Zero-shot High-fidelity and Pose-controllable Character Animation
Bingwen Zhu, Fanyi Wang, Tianyi Lu, Peng Liu, Jingwen Su, Jinxiu Liu, Yanhao Zhang, Zuxuan Wu, Guo-Jun Qi, Yu-Gang Jiang
TL;DR
This work tackles zero-shot image-to-video character animation from a single image, addressing the dual challenges of high visual fidelity and strict pose control without model training. It introduces PoseAnimate, a reconstruction-based framework equipped with four key innovations: PACM for pose-aware embeddings, DCAM for maintaining identity and temporal coherence, MGDM for decoupled character-background attention, and PATA for smooth pose transitions.
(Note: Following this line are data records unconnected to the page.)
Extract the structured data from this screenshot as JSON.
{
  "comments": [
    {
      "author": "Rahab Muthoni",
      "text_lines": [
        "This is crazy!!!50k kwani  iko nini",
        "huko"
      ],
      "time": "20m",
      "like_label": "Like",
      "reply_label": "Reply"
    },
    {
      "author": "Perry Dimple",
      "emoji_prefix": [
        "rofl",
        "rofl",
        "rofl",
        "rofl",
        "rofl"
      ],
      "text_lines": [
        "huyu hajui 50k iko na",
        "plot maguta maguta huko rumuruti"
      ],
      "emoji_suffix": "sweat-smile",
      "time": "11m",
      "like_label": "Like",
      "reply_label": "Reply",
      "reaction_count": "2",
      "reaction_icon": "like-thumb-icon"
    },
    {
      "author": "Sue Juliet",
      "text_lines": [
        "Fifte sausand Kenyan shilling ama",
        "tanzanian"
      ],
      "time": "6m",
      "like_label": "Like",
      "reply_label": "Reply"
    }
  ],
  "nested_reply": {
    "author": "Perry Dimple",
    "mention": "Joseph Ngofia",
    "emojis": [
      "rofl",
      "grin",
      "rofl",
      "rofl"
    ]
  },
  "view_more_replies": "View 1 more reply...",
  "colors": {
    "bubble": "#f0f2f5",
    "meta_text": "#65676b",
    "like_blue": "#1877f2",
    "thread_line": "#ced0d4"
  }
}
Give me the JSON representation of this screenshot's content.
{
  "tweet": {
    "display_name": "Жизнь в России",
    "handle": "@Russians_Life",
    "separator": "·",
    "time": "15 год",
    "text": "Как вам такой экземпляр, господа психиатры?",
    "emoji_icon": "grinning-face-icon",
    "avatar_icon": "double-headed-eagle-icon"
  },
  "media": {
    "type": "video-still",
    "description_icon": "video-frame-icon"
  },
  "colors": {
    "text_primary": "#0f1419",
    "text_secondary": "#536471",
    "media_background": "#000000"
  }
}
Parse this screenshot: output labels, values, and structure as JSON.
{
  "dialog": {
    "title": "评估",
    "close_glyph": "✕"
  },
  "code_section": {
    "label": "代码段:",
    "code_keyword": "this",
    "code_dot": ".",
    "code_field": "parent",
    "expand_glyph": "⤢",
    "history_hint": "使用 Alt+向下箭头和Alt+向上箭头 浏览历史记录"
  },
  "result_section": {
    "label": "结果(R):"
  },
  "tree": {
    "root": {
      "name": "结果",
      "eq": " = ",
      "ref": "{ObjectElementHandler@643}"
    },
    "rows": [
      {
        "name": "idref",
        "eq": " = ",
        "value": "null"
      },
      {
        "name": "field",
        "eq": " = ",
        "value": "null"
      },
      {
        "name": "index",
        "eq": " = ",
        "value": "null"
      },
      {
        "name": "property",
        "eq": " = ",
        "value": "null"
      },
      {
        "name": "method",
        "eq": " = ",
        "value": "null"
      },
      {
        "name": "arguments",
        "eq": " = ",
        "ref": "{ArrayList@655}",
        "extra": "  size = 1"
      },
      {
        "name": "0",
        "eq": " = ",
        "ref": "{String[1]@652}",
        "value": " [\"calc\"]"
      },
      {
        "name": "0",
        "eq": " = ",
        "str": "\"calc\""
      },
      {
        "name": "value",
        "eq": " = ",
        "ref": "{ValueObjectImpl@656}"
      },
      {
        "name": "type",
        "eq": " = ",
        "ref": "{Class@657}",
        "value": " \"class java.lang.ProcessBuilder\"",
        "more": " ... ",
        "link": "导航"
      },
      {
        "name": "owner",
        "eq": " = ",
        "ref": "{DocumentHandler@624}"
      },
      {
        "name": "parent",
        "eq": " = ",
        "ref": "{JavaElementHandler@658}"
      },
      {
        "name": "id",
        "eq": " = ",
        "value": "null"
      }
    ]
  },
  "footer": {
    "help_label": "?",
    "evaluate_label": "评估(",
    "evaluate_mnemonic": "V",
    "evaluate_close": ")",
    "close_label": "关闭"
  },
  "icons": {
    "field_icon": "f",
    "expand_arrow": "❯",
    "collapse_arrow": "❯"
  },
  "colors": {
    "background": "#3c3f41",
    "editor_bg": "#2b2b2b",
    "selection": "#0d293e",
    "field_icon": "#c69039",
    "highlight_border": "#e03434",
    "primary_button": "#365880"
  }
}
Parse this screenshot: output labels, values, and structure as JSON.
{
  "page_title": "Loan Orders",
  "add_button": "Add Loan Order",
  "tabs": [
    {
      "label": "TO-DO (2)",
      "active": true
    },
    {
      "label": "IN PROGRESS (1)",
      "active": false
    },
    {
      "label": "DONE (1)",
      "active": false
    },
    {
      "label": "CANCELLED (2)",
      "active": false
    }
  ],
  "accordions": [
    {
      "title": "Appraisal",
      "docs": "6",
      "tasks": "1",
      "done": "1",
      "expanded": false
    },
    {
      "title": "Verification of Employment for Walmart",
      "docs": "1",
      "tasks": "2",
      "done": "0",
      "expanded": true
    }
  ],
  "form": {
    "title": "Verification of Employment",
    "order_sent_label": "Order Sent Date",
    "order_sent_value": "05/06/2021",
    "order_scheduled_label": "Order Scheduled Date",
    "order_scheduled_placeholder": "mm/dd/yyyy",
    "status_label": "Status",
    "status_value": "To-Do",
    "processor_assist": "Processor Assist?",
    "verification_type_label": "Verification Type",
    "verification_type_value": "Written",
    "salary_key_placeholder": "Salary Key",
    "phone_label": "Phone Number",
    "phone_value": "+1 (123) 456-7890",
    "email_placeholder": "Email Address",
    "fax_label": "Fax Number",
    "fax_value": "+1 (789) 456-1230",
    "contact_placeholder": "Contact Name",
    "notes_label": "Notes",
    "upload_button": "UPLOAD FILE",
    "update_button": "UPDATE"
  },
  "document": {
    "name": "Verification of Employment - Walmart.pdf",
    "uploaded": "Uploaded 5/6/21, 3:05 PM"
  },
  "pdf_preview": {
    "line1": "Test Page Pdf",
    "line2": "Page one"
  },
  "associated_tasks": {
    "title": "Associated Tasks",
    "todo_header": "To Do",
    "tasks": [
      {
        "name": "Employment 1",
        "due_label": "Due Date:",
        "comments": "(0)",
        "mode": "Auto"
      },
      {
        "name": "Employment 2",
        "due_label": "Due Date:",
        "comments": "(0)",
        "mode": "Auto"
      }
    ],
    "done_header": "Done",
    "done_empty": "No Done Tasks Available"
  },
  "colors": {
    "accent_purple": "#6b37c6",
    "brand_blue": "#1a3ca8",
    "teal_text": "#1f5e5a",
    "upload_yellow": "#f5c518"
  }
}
Across extensive experiments, PoseAnimate surpasses state-of-the-art training-based methods in character consistency and detail fidelity while maintaining temporal coherence, validating its effectiveness and efficiency. By leveraging existing diffusion models with targeted modules, the approach enables high-quality, pose-controllable animations without requiring additional training data.
Abstract
Image-to-video (I2V) generation aims to create a video sequence from a single image, which requires high temporal coherence and visual fidelity. However, existing approaches suffer from inconsistency of character appearances and poor preservation of fine details. Moreover, they require a large amount of video data for training, which can be computationally demanding. To address these limitations, we propose PoseAnimate, a novel zero-shot I2V framework for character animation. PoseAnimate contains three key components: 1) a Pose-Aware Control Module (PACM) that incorporates diverse pose signals into text embeddings, to preserve character-independent content and maintain precise alignment of actions. 2) a Dual Consistency Attention Module (DCAM) that enhances temporal consistency and retains character identity and intricate background details. 3) a Mask-Guided Decoupling Module (MGDM) that refines distinct feature perception abilities, improving animation fidelity by decoupling the character and background. We also propose a Pose Alignment Transition Algorithm (PATA) to ensure smooth action transition. Extensive experiment results demonstrate that our approach outperforms the state-of-the-art training-based methods in terms of character consistency and detail fidelity. Moreover, it maintains a high level of temporal coherence throughout the generated animations.